CREATE OR REFRESH MATERIALIZED VIEW customer_events
AS SELECT * FROM sourceTable WHERE date > '${mypipeline.startDate}';
@dlt.table
def customer_events():
  start_date = spark.conf.get("mypipeline.startDate")
  return read("sourceTable").where(col("date") > start_date)
{
  "name": "Data Ingest - DEV",
  "configuration": {
    "mypipeline.startDate": "2021-01-02"
  }
}
{
  "name": "Data Ingest - PROD",
  "configuration": {
    "mypipeline.startDate": "2010-01-02"
  }
}

Control data sources with parameters

You can use pipeline parameters to specify different data sources in different configurations of the same pipeline.

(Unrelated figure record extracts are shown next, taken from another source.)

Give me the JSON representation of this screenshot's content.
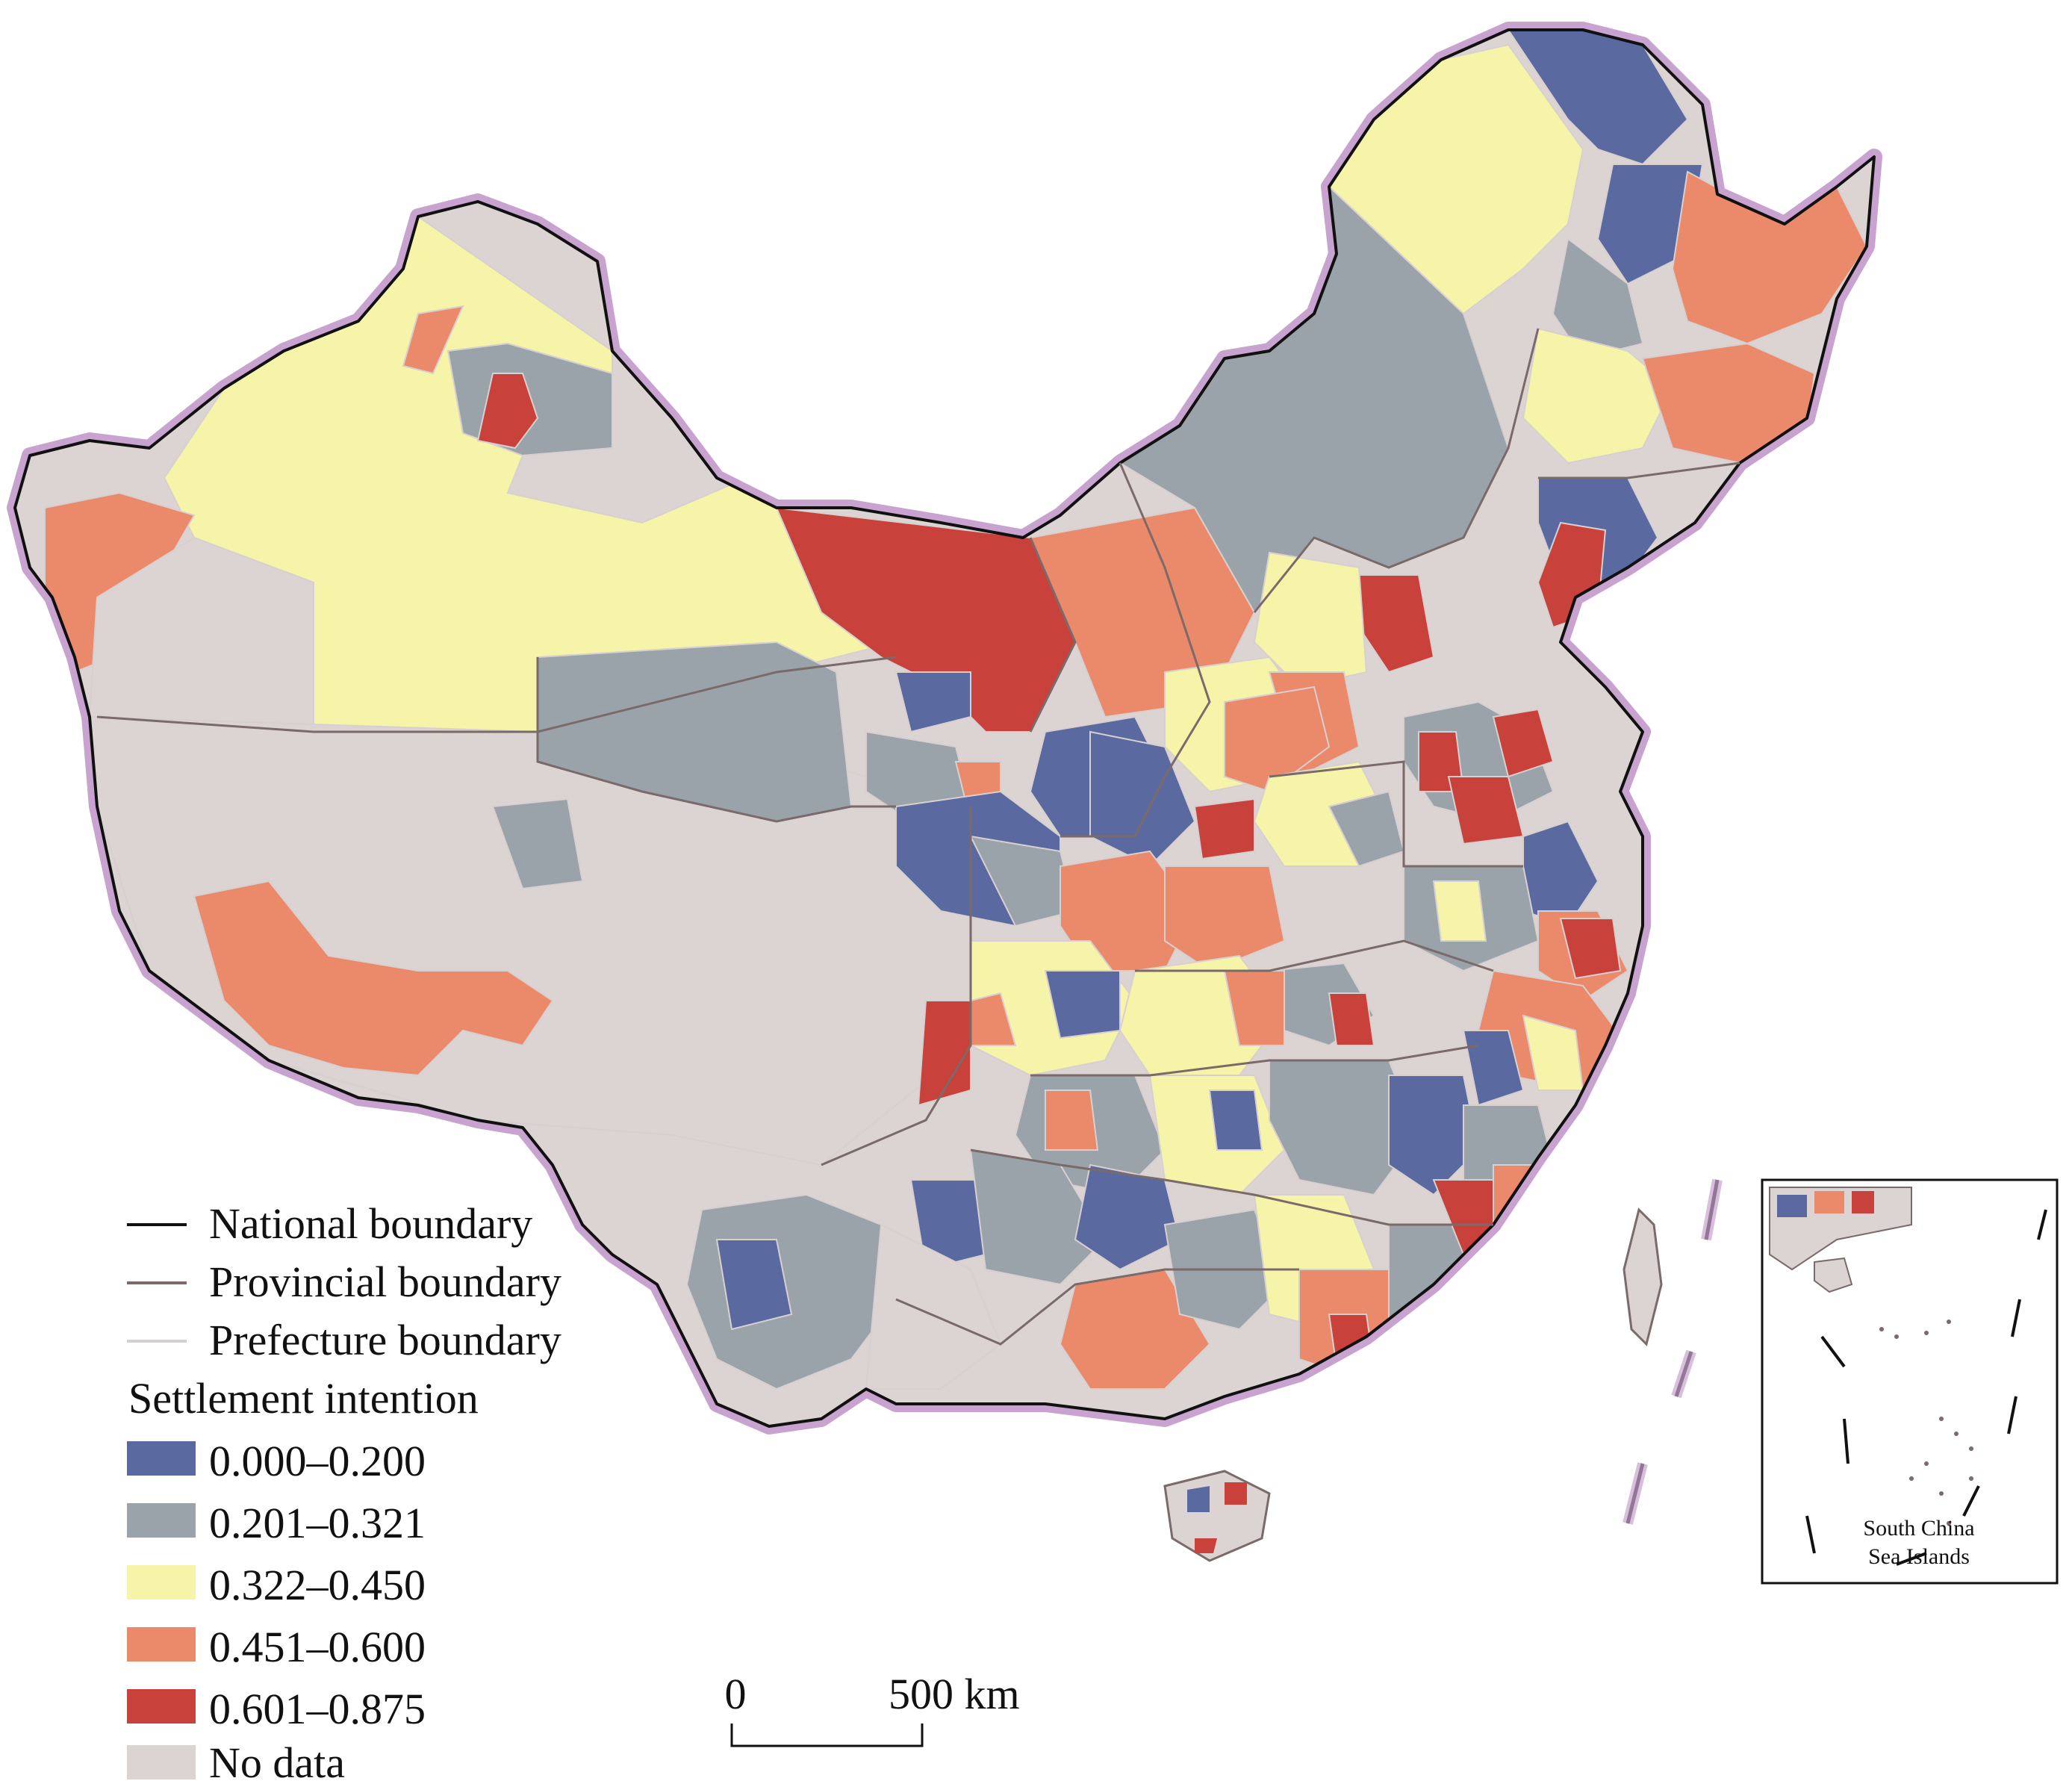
{
  "legend": {
    "lines": [
      {
        "label": "National boundary",
        "color": "#111111"
      },
      {
        "label": "Provincial boundary",
        "color": "#7a6a6a"
      },
      {
        "label": "Prefecture boundary",
        "color": "#d8d0d0"
      }
    ],
    "title": "Settlement intention",
    "classes": [
      {
        "label": "0.000–0.200",
        "color": "#5a6aa0"
      },
      {
        "label": "0.201–0.321",
        "color": "#9aa3a9"
      },
      {
        "label": "0.322–0.450",
        "color": "#f6f4a8"
      },
      {
        "label": "0.451–0.600",
        "color": "#eb8a6a"
      },
      {
        "label": "0.601–0.875",
        "color": "#c8413a"
      },
      {
        "label": "No data",
        "color": "#dcd4d3"
      }
    ]
  },
  "scale_bar": {
    "start": "0",
    "end": "500 km"
  },
  "inset": {
    "line1": "South China",
    "line2": "Sea Islands"
  },
  "palette": {
    "halo": "#c9a3cf",
    "sea": "#ffffff"
  }
}
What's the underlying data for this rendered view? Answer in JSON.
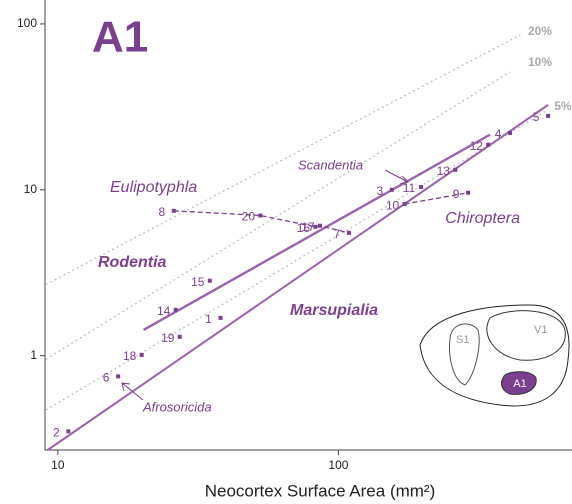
{
  "chart_data": {
    "type": "scatter",
    "panel_label": "A1",
    "x_label": "Neocortex Surface Area (mm²)",
    "log_x": true,
    "log_y": true,
    "xlim": [
      9,
      680
    ],
    "ylim": [
      0.27,
      130
    ],
    "xticks": [
      10,
      100
    ],
    "yticks": [
      1,
      10,
      100
    ],
    "color": "#7b3f8f",
    "series": [
      {
        "name": "Eulipotyphla",
        "line": "dashed",
        "labels": [
          "8",
          "20",
          "16",
          "17",
          "7"
        ],
        "x": [
          25.9,
          52.7,
          82.8,
          86,
          109
        ],
        "values": [
          7.47,
          7.0,
          5.98,
          6.07,
          5.5
        ]
      },
      {
        "name": "Chiroptera",
        "line": "dashed",
        "labels": [
          "10",
          "9"
        ],
        "x": [
          172,
          290
        ],
        "values": [
          8.2,
          9.6
        ]
      },
      {
        "name": null,
        "line": "none",
        "labels": [
          "1",
          "2",
          "3",
          "4",
          "5",
          "6",
          "11",
          "12",
          "13",
          "14",
          "15",
          "18",
          "19"
        ],
        "x": [
          38,
          10.9,
          155,
          409,
          559,
          16.4,
          197,
          342,
          261,
          26.3,
          34.8,
          19.9,
          27.2
        ],
        "values": [
          1.69,
          0.35,
          10,
          22,
          27.9,
          0.75,
          10.4,
          18.7,
          13.2,
          1.89,
          2.83,
          1.01,
          1.3
        ]
      }
    ],
    "fit_lines": [
      {
        "x": [
          9.2,
          559
        ],
        "values": [
          0.27,
          32.5
        ]
      },
      {
        "x": [
          20.2,
          347
        ],
        "values": [
          1.43,
          21.5
        ]
      }
    ],
    "reference_lines": [
      {
        "name": "20%",
        "x": [
          9.06,
          445
        ],
        "values": [
          2.68,
          85.9
        ]
      },
      {
        "name": "10%",
        "x": [
          9.06,
          409
        ],
        "values": [
          0.95,
          51.4
        ]
      },
      {
        "name": "5%",
        "x": [
          9.06,
          559
        ],
        "values": [
          0.47,
          30.3
        ]
      }
    ],
    "annotations": [
      "Rodentia",
      "Marsupialia",
      "Scandentia",
      "Afrosoricida"
    ],
    "inset_labels": [
      "V1",
      "S1",
      "A1"
    ]
  }
}
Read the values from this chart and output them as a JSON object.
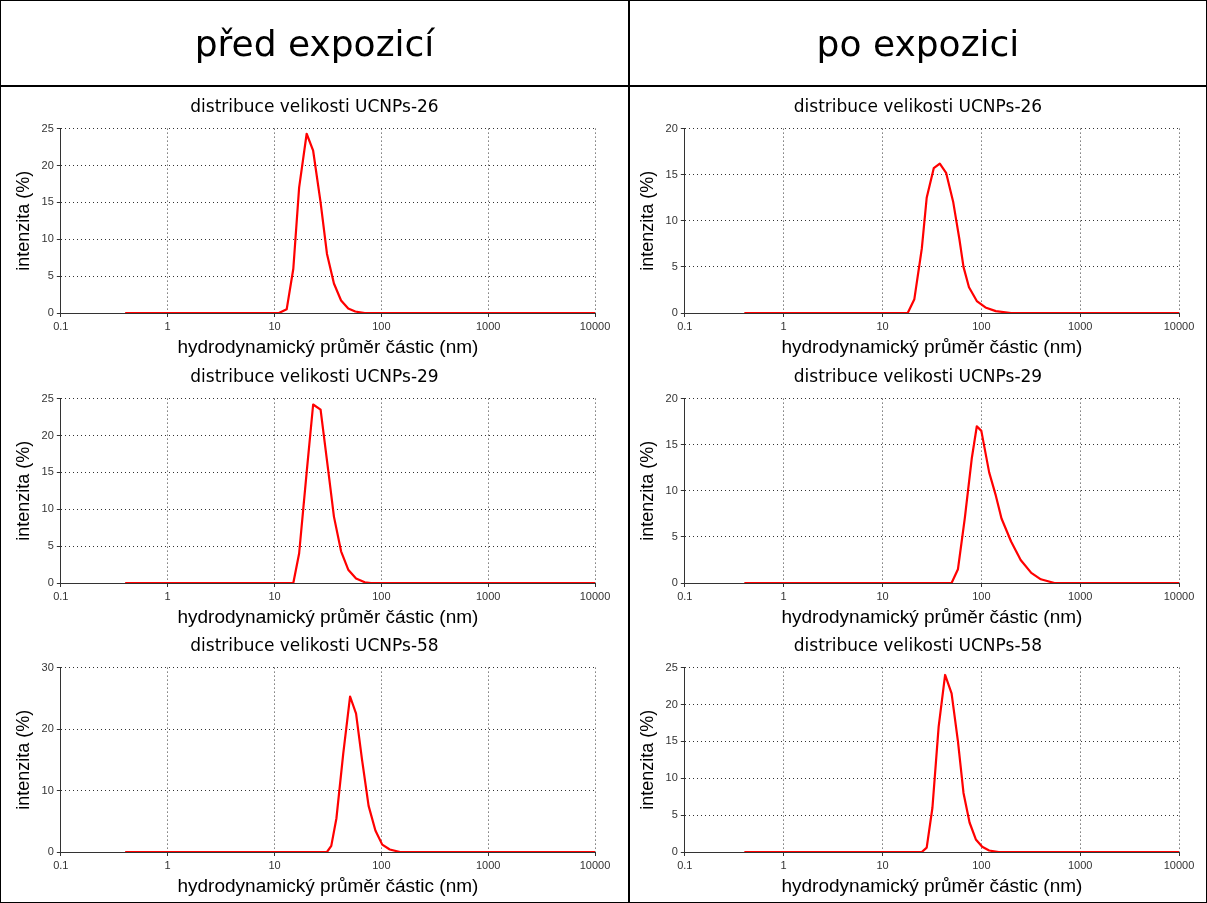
{
  "chart_data": [
    {
      "type": "line",
      "title": "distribuce velikosti UCNPs-26",
      "annotations": [
        "před expozicí"
      ],
      "xlabel": "hydrodynamický průměr částic (nm)",
      "ylabel": "intenzita (%)",
      "log": "x",
      "grid": true,
      "xlim": [
        0.1,
        10000
      ],
      "xticks": [
        0.1,
        1,
        10,
        100,
        1000,
        10000
      ],
      "ylim": [
        0,
        25
      ],
      "yticks": [
        0,
        5,
        10,
        15,
        20,
        25
      ],
      "series": [
        {
          "color": "#ff0000",
          "x": [
            0.4,
            11,
            13,
            15,
            17,
            20,
            23,
            27,
            31,
            36,
            42,
            49,
            57,
            70,
            10000
          ],
          "values": [
            0,
            0,
            0.5,
            6,
            17,
            24.3,
            22,
            15,
            8,
            4,
            1.7,
            0.6,
            0.2,
            0,
            0
          ]
        }
      ]
    },
    {
      "type": "line",
      "title": "distribuce velikosti UCNPs-26",
      "annotations": [
        "po expozici"
      ],
      "xlabel": "hydrodynamický průměr částic (nm)",
      "ylabel": "intenzita (%)",
      "log": "x",
      "grid": true,
      "xlim": [
        0.1,
        10000
      ],
      "xticks": [
        0.1,
        1,
        10,
        100,
        1000,
        10000
      ],
      "ylim": [
        0,
        20
      ],
      "yticks": [
        0,
        5,
        10,
        15,
        20
      ],
      "series": [
        {
          "color": "#ff0000",
          "x": [
            0.4,
            18,
            21,
            25,
            28,
            33,
            38,
            44,
            52,
            60,
            66,
            75,
            90,
            110,
            140,
            200,
            10000
          ],
          "values": [
            0,
            0,
            1.5,
            7,
            12.5,
            15.7,
            16.2,
            15.2,
            12,
            8,
            5,
            2.8,
            1.3,
            0.6,
            0.2,
            0,
            0
          ]
        }
      ]
    },
    {
      "type": "line",
      "title": "distribuce velikosti UCNPs-29",
      "xlabel": "hydrodynamický průměr částic (nm)",
      "ylabel": "intenzita (%)",
      "log": "x",
      "grid": true,
      "xlim": [
        0.1,
        10000
      ],
      "xticks": [
        0.1,
        1,
        10,
        100,
        1000,
        10000
      ],
      "ylim": [
        0,
        25
      ],
      "yticks": [
        0,
        5,
        10,
        15,
        20,
        25
      ],
      "series": [
        {
          "color": "#ff0000",
          "x": [
            0.4,
            15,
            17,
            20,
            23,
            27,
            32,
            36,
            42,
            49,
            58,
            70,
            80,
            10000
          ],
          "values": [
            0,
            0,
            4,
            15,
            24.2,
            23.5,
            15,
            9,
            4.3,
            1.8,
            0.6,
            0.1,
            0,
            0
          ]
        }
      ]
    },
    {
      "type": "line",
      "title": "distribuce velikosti UCNPs-29",
      "xlabel": "hydrodynamický průměr částic (nm)",
      "ylabel": "intenzita (%)",
      "log": "x",
      "grid": true,
      "xlim": [
        0.1,
        10000
      ],
      "xticks": [
        0.1,
        1,
        10,
        100,
        1000,
        10000
      ],
      "ylim": [
        0,
        20
      ],
      "yticks": [
        0,
        5,
        10,
        15,
        20
      ],
      "series": [
        {
          "color": "#ff0000",
          "x": [
            0.4,
            50,
            58,
            68,
            80,
            90,
            100,
            120,
            140,
            160,
            200,
            250,
            320,
            400,
            550,
            10000
          ],
          "values": [
            0,
            0,
            1.5,
            7,
            13.5,
            17,
            16.5,
            12,
            9.5,
            7,
            4.5,
            2.5,
            1.1,
            0.4,
            0,
            0
          ]
        }
      ]
    },
    {
      "type": "line",
      "title": "distribuce velikosti UCNPs-58",
      "xlabel": "hydrodynamický průměr částic (nm)",
      "ylabel": "intenzita (%)",
      "log": "x",
      "grid": true,
      "xlim": [
        0.1,
        10000
      ],
      "xticks": [
        0.1,
        1,
        10,
        100,
        1000,
        10000
      ],
      "ylim": [
        0,
        30
      ],
      "yticks": [
        0,
        10,
        20,
        30
      ],
      "series": [
        {
          "color": "#ff0000",
          "x": [
            0.4,
            31,
            34,
            38,
            44,
            51,
            58,
            66,
            76,
            88,
            102,
            120,
            150,
            10000
          ],
          "values": [
            0,
            0,
            1,
            5.5,
            16,
            25.3,
            22.5,
            15,
            7.5,
            3.5,
            1.2,
            0.4,
            0,
            0
          ]
        }
      ]
    },
    {
      "type": "line",
      "title": "distribuce velikosti UCNPs-58",
      "xlabel": "hydrodynamický průměr částic (nm)",
      "ylabel": "intenzita (%)",
      "log": "x",
      "grid": true,
      "xlim": [
        0.1,
        10000
      ],
      "xticks": [
        0.1,
        1,
        10,
        100,
        1000,
        10000
      ],
      "ylim": [
        0,
        25
      ],
      "yticks": [
        0,
        5,
        10,
        15,
        20,
        25
      ],
      "series": [
        {
          "color": "#ff0000",
          "x": [
            0.4,
            25,
            28,
            32,
            37,
            43,
            50,
            58,
            66,
            76,
            88,
            102,
            120,
            150,
            10000
          ],
          "values": [
            0,
            0,
            0.6,
            6,
            17,
            24,
            21.5,
            15,
            8,
            4,
            1.7,
            0.7,
            0.2,
            0,
            0
          ]
        }
      ]
    }
  ]
}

For example, you can specify different paths in development, testing, and production configurations for a pipeline using the variable data_source_path and then reference it using the following code:

SQL

CREATE STREAMING TABLE bronze
AS (
    SELECT
    *,
    _metadata.file_path AS source_file_path
    FROM read_files( '${data_source_path}', 'csv',
            map("header", "true"))
)

Python

import dlt
from pyspark.sql.functions import col

data_source_path = spark.conf.get("data_source_path")

@dlt.table
def bronze():
    return (spark.readStream
        .format("cloudFiles")
        .option("cloudFiles.format", "csv")
        .option("header", True)
        .load(data_source_path )
        .select("*", col("_metadata.file_path").alias("source_file_name"))
    )

This pattern is beneficial for testing how ingestion logic might handle schema or malformed data during initial ingestion. You can use the identical code throughout your entire pipeline in all environments while switching out datasets.